Brain-computer interfaces and fitness wearables with the help of ML recognize different user conditions like concentration, sleep phases, and so on. At least some of their supplementary mobile apps do ML .
Medical diagnostic and monitoring through mobile health applications. For example, OneRing monitors Parkinson's disease using the data from a wearable device.

All these applications are built upon the extensive data collection and processing. Even if the application itself is not collecting the data, the model it uses was trained on some usually big dataset. In the following section, we will discuss all things related to data in ML applications.

Getting to know your data

For many years, researchers argued about what is more important: data or algorithms. But now, it looks like the importance of data over algorithms is generally accepted among ML specialists. In most cases, we can assume that the one who has better data usually beats those with more advanced algorithms. Garbage in, garbage out—this rule holds true in ML more than anywhere else. To succeed in this domain, one need not only have data, but also needs to know his data and know what to do with it.

ML datasets are usually composed from individual observations, called samples, cases, or data points.
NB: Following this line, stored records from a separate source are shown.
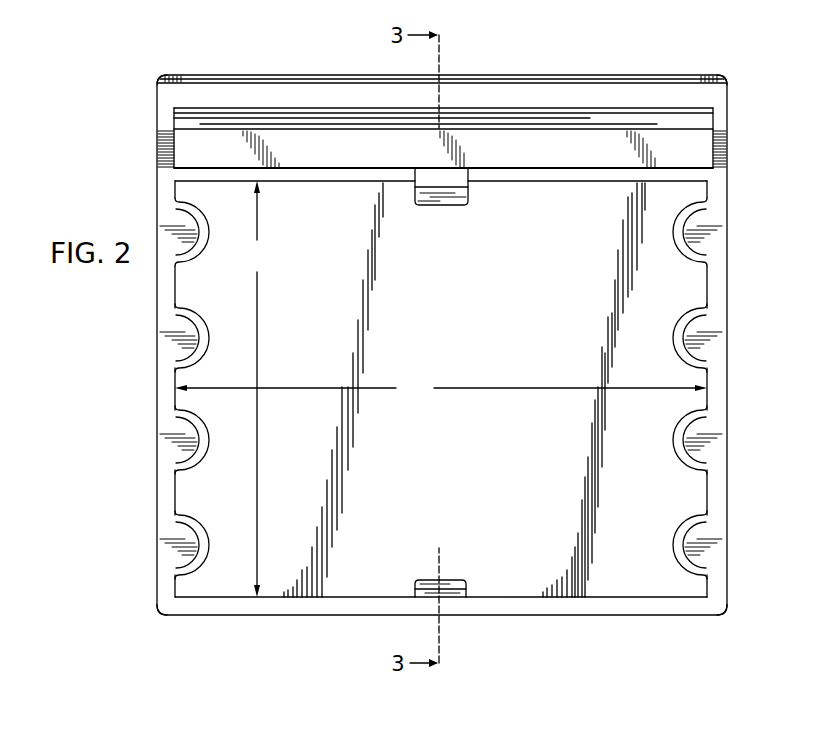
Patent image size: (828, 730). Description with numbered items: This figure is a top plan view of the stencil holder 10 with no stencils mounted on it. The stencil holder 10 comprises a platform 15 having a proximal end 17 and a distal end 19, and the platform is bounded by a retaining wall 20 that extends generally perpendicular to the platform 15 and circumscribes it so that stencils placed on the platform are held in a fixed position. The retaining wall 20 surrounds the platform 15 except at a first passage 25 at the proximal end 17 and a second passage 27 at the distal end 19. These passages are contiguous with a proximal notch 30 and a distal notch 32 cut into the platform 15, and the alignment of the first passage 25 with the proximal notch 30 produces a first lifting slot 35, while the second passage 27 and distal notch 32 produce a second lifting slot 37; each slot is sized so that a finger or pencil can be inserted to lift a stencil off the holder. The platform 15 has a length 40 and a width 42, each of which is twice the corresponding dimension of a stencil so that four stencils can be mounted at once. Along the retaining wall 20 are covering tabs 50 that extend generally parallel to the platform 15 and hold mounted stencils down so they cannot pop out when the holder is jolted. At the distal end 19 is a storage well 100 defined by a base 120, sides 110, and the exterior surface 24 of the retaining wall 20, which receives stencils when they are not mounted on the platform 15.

The stencil holder 10 is at (542, 538).
The platform 15 is at (640, 582).
The proximal end 17 is at (265, 617).
The distal end 19 is at (213, 170).
The retaining wall 20 is at (157, 590).
The exterior surface 24 is at (610, 173).
The first passage 25 is at (455, 588).
The second passage 27 is at (423, 200).
The proximal notch 30 is at (462, 590).
The distal notch 32 is at (447, 176).
The first lifting slot 35 is at (420, 610).
The second lifting slot 37 is at (468, 168).
The length 40 is at (441, 388).
The width 42 is at (257, 389).
The covering tabs 50 is at (157, 232).
The storage well 100 is at (678, 142).
The sides 110 is at (258, 78).
The base 120 is at (563, 143).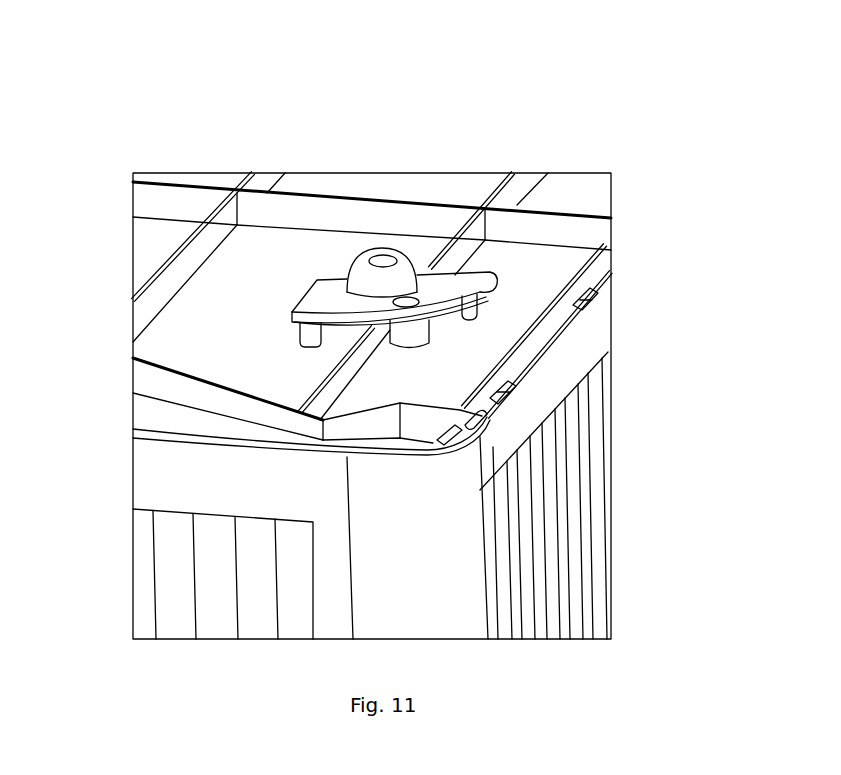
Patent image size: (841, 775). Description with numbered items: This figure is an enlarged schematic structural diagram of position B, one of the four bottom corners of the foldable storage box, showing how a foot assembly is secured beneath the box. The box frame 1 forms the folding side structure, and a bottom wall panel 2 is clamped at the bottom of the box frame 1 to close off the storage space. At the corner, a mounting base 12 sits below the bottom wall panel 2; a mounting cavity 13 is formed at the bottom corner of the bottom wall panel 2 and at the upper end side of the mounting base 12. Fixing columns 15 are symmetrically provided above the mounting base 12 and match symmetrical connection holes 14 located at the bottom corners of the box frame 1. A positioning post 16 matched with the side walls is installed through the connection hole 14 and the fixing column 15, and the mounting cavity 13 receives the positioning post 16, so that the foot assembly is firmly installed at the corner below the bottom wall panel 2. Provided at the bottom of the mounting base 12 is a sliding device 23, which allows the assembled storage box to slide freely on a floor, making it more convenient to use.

The position B is at (218, 172).
The box frame 1 is at (213, 578).
The bottom wall panel 2 is at (220, 325).
The mounting base 12 is at (425, 280).
The mounting cavity 13 is at (427, 452).
The connection hole 14 is at (480, 419).
The fixing column 15 is at (600, 246).
The positioning post 16 is at (417, 333).
The sliding device 23 is at (378, 265).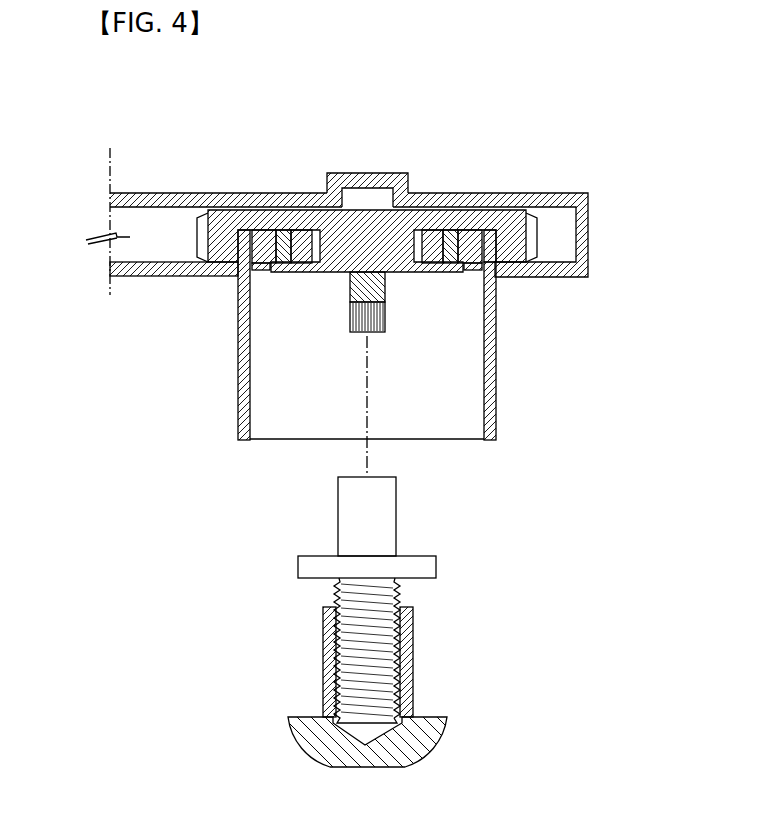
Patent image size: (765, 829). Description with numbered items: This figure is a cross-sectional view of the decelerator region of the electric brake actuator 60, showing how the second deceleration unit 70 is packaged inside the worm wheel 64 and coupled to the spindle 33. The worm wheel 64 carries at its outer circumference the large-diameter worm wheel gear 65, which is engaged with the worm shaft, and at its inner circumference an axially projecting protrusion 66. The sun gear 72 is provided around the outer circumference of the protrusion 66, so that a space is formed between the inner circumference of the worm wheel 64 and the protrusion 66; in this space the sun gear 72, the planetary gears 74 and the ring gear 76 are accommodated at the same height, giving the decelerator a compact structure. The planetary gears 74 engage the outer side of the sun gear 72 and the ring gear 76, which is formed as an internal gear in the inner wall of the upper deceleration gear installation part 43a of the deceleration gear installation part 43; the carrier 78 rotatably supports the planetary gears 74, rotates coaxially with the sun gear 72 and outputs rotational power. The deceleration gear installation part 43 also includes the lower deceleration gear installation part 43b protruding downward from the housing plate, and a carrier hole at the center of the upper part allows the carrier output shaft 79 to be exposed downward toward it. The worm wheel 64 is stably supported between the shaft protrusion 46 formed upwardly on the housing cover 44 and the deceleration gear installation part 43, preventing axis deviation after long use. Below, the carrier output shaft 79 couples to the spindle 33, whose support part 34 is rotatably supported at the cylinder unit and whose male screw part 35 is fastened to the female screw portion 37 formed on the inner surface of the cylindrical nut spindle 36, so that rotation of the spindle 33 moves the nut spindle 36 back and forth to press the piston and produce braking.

The display module 60 is at (169, 176).
The housing cover 44 is at (490, 193).
The shaft protrusion 46 is at (366, 172).
The deceleration gear installation part 43 is at (622, 288).
The upper deceleration gear installation part 43a is at (499, 248).
The lower deceleration gear installation part 43b is at (496, 348).
The worm wheel 64 is at (227, 222).
The worm wheel gear 65 is at (199, 232).
The protrusion 66 is at (333, 237).
The second deceleration unit 70 is at (204, 359).
The sun gear 72 is at (298, 263).
The planetary gears 74 is at (257, 268).
The ring gear 76 is at (247, 273).
The carrier 78 is at (335, 265).
The carrier output shaft 79 is at (358, 332).
The spindle 33 is at (498, 505).
The support part 34 is at (386, 523).
The male screw part 35 is at (388, 637).
The nut spindle 36 is at (418, 747).
The female screw portion 37 is at (402, 718).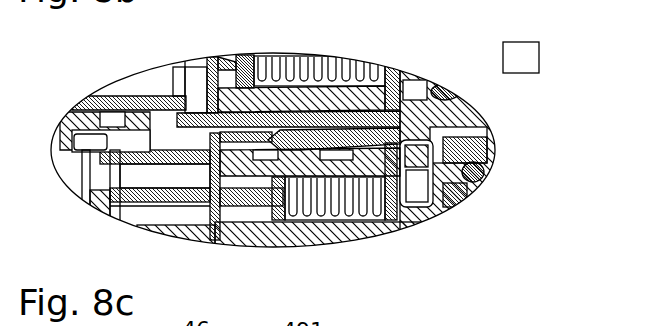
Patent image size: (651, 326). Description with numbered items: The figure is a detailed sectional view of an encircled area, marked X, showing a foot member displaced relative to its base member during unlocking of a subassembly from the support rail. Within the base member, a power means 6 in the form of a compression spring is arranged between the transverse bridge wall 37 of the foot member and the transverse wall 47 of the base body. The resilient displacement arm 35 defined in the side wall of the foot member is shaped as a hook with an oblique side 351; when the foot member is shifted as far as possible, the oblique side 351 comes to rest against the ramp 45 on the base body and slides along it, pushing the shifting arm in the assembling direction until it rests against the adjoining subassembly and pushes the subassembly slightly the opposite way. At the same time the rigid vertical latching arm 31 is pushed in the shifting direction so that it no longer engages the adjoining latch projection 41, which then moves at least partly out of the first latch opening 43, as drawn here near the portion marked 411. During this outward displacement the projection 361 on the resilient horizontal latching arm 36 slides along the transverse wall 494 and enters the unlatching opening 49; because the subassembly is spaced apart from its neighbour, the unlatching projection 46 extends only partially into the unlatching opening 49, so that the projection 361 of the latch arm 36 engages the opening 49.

The unlatching projection 46 is at (104, 92).
The transverse wall 494 is at (78, 118).
The unlatching opening 49 is at (115, 147).
The projection 361 is at (103, 166).
The resilient horizontal latching arm 36 is at (112, 172).
The transverse bridge wall 37 is at (167, 232).
The ramp 45 is at (283, 152).
The resilient displacement arm 35 is at (348, 62).
The latch projection 41 is at (400, 152).
The first latch opening 43 is at (440, 147).
The vertical latching arm 31 is at (483, 170).
The housing shoulder 411 is at (455, 203).
The transverse wall 47 is at (400, 213).
The power means 6 is at (373, 237).
The oblique side 351 is at (315, 243).
The detail X is at (462, 100).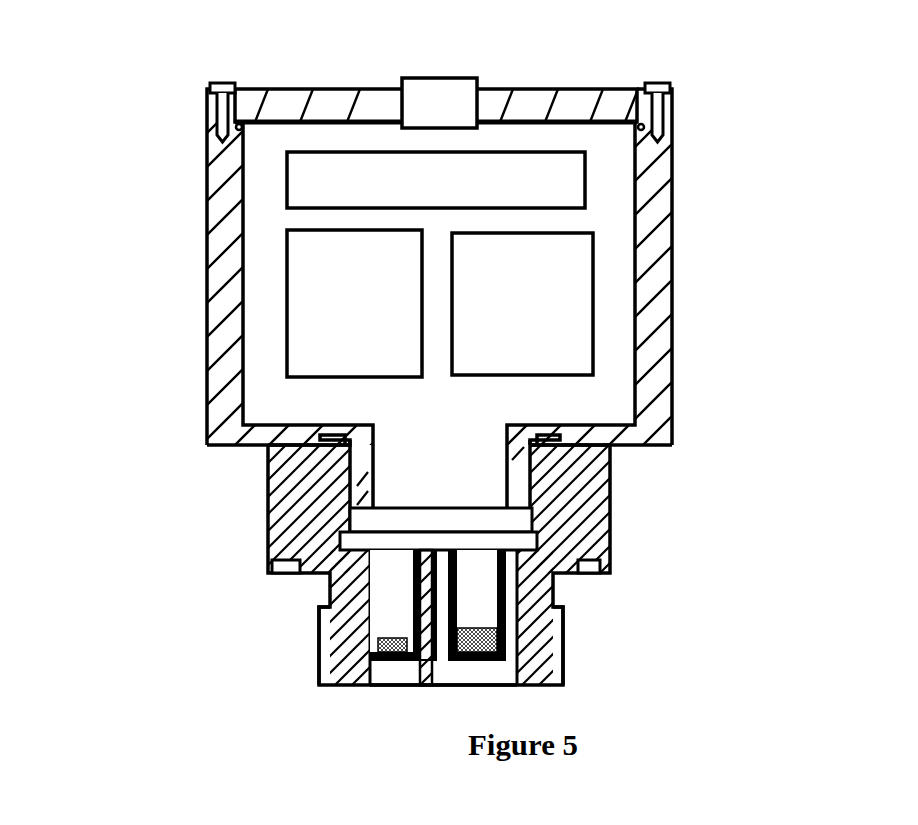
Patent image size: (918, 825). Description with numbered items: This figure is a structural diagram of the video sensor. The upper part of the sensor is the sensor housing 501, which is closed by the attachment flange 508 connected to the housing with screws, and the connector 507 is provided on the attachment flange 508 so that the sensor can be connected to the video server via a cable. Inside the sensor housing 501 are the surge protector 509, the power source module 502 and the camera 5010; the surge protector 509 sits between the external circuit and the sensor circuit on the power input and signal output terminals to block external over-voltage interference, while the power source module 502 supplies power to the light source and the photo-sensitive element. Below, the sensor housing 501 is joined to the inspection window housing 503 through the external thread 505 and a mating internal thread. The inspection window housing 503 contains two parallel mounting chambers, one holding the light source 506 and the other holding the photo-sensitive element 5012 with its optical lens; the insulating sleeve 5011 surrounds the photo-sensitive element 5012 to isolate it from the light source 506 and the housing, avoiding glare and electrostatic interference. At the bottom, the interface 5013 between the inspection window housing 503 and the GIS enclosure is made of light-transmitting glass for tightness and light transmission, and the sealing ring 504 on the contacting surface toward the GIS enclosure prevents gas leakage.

The sensor housing 501 is at (372, 285).
The power source module 502 is at (287, 277).
The inspection window housing 503 is at (341, 537).
The sealing ring 504 is at (334, 537).
The external thread 505 is at (332, 627).
The light source 506 is at (276, 621).
The connector 507 is at (516, 72).
The attachment flange 508 is at (506, 75).
The surge protector 509 is at (515, 156).
The camera 5010 is at (599, 302).
The insulating sleeve 5011 is at (600, 555).
The photo-sensitive element 5012 is at (617, 601).
The interface 5013 is at (558, 651).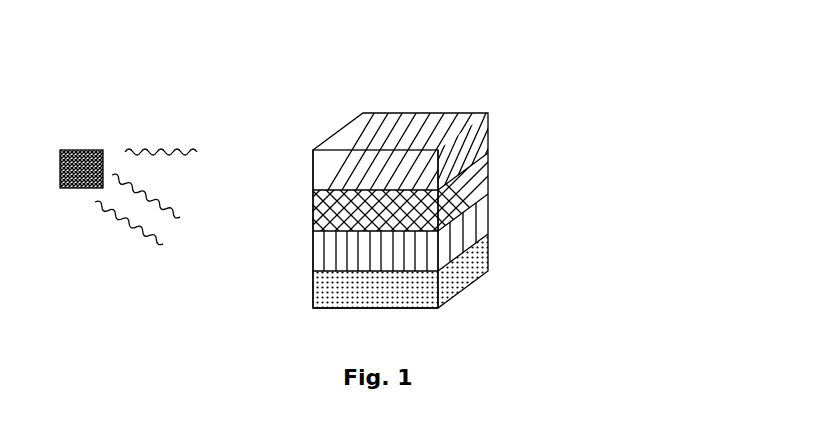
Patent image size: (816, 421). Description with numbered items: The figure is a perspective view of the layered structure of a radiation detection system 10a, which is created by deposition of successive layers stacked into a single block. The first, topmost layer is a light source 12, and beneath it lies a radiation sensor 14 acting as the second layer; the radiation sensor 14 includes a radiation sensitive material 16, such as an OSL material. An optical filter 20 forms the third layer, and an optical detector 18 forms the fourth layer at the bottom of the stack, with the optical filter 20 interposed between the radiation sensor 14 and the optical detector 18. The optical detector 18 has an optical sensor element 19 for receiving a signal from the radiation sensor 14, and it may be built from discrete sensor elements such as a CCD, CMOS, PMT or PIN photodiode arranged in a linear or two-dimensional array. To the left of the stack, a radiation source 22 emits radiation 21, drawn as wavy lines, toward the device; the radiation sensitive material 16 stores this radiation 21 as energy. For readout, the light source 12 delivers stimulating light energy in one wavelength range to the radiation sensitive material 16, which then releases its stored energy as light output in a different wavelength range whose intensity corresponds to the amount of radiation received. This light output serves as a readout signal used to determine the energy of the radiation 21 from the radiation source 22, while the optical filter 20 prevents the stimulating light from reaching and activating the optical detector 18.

The radiation detection system 10a is at (567, 103).
The light source 12 is at (490, 128).
The radiation sensor 14 is at (490, 172).
The radiation sensitive material 16 is at (310, 200).
The optical detector 18 is at (492, 258).
The optical sensor element 19 is at (312, 285).
The optical filter 20 is at (492, 215).
The radiation 21 is at (202, 150).
The radiation source 22 is at (73, 150).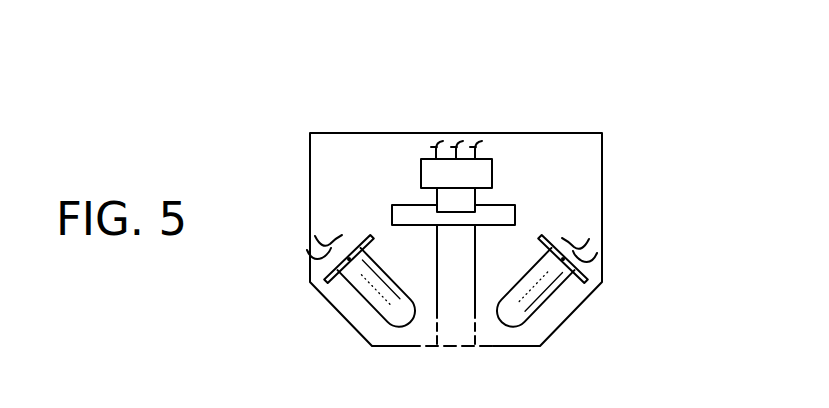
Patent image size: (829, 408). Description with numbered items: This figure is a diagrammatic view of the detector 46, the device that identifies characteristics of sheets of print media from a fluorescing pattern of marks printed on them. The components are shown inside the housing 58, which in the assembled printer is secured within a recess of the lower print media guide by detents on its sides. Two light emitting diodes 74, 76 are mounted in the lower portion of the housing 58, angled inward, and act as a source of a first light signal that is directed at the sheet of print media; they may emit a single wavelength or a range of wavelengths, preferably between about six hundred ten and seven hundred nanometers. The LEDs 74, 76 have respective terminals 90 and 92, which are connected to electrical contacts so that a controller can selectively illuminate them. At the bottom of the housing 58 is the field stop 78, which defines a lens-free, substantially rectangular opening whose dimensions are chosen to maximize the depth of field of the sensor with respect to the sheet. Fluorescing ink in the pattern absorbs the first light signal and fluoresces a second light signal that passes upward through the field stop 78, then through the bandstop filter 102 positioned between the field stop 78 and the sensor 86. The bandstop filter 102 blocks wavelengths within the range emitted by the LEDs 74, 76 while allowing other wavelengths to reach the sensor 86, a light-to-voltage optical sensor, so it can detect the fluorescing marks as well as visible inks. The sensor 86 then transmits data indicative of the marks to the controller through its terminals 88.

In the simplest case, each sample has several features.

Features

When we are talking about features in the context of ML , what we mean is some characteristic property of the object or phenomenon we are investigating.

Other names for the same concept you'll see in some publications are explanatory variable, independent variable, and predictor.

Features are used to distinguish objects from each other and to measure the similarity between them.

For instance:

If the objects of our interest are books, features could be a title, page count, author's name, a year of publication, genre, and so on
If the objects of interest are images, features could be intensities of each pixel
If the objects are blog posts, features could be language, length, or presence of some terms

It's useful to imagine your data as a spreadsheet table. In this case, each sample (data point) would be a row, and each feature would be a column. For example, Table 1.1 shows a tiny dataset of books consisting of four samples where each has eight features.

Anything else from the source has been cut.